In a publication in the journal Nature, in July 2021, Wang and colleagues reported using a high-throughput technique to detect autoantibodies to screen a cohort of 194 individuals with confirmed SARS-CoV-2 [7]. In this study, 172 patients had COVID-19, and 22 healthcare staff were asymptomatic or had mild symptoms [7]. The high-throughput screening method screened for autoantibodies to 2,770 secreted and extracellular proteins [7]. Patients with symptomatic COVID-19 had a significant increase in autoantibody reactivity compared with non-infected individuals [7]. The screening method detected autoantibodies to chemokines, cytokines, and complement components, which are all immune modulators [7].

In August 2021, an international team of immunologists identified pre-existing autoantibodies to type 1 interferons (IFNs) in 10% of patients with severe COVID-19, but not in individuals with asymptomatic infection [8]. Immunologists at the Rockefeller University, New York City, led this international research team [8]. The study included 3,595 patients from 38 countries with confirmed severe COVID-19 admitted to intensive care units (ICUs) [8]. Of these critically ill patients, 13.6% had autoantibodies, and of the patients who died while in the ICU, 18% had autoantibodies [8]. In critically ill patients under 40 years of age, autoantibodies were present in 21% [8]. These neutralizing autoantibodies were to either IFN-α or IFN-ω, and 1.3% of patients with critical COVID-19 and 0.9% of patients who died had autoantibodies to IFN-β. [8]. The autoantibodies to IFNs were identified as a cause rather than a consequence of the development of severe COVID-19 [8]. In October 2020, this research group previously showed that autoantibodies were present in only 4 in 1,000 healthy people who had blood samples collected before the COVID-19 pandemic [9].

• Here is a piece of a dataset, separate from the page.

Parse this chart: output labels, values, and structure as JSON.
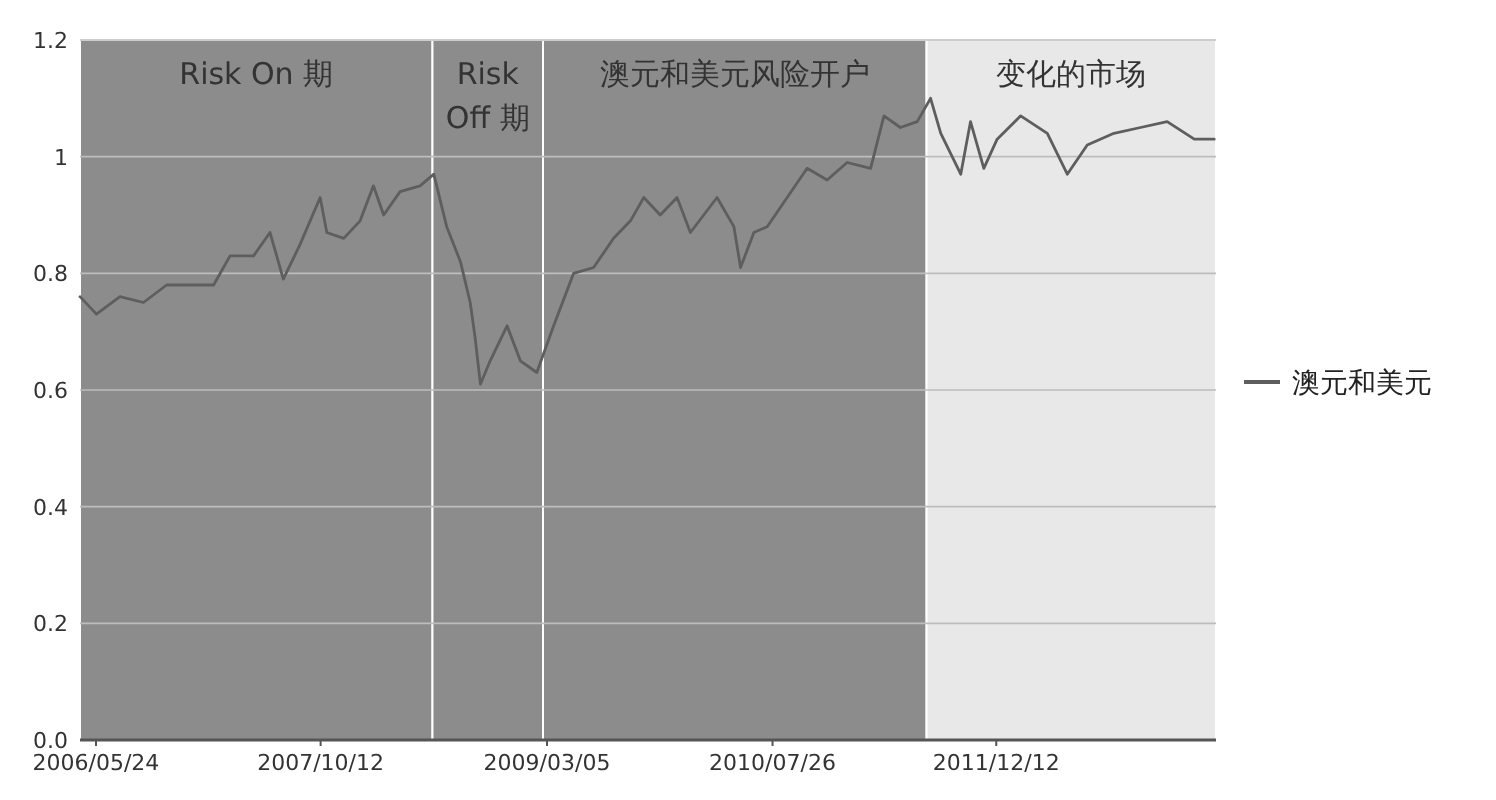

Several studies have reported an association between the reduced activity of IFNs and increased susceptibility to severe COVID-19 [10,11]. In October 2020, Zhang and colleagues reported that inborn errors of TLR3-dependent and IRF7-dependent type I IFN immunity were associated with severe and life-threatening COVID-19 pneumonia [10]. In August 2021, Asano and colleagues showed that individuals with genetic mutations that alter the activity of type 1 interferons were at increased risk of developing severe COVID-19 [11]. Type I IFNs have a key role in innate and adaptive immune cell responses during infection from organisms that include viruses [12]. Also, type I IFNs are involved in complex immuno-regulatory networks that usually, but not always, protect the host from infection, with minimal immunological damage to the host [12].

Conclusions

Ongoing studies have identified a possible role for autoantibodies in the development of clinically severe COVID-19. It is possible that autoantibodies to components of the immune system, which are either pre-existing or develop after infection, impair immune control of SARS-CoV-2. The role of autoantibodies to components of the immune system in the pathogenesis of COVID-19 may involve inhibition of immunoreceptor signaling or directly affect immune cells. There is the possibility that newly identified autoantibodies may be the long-awaited markers for clinical risk of severe COVID-19 in patients with SARS-CoV-2 infection.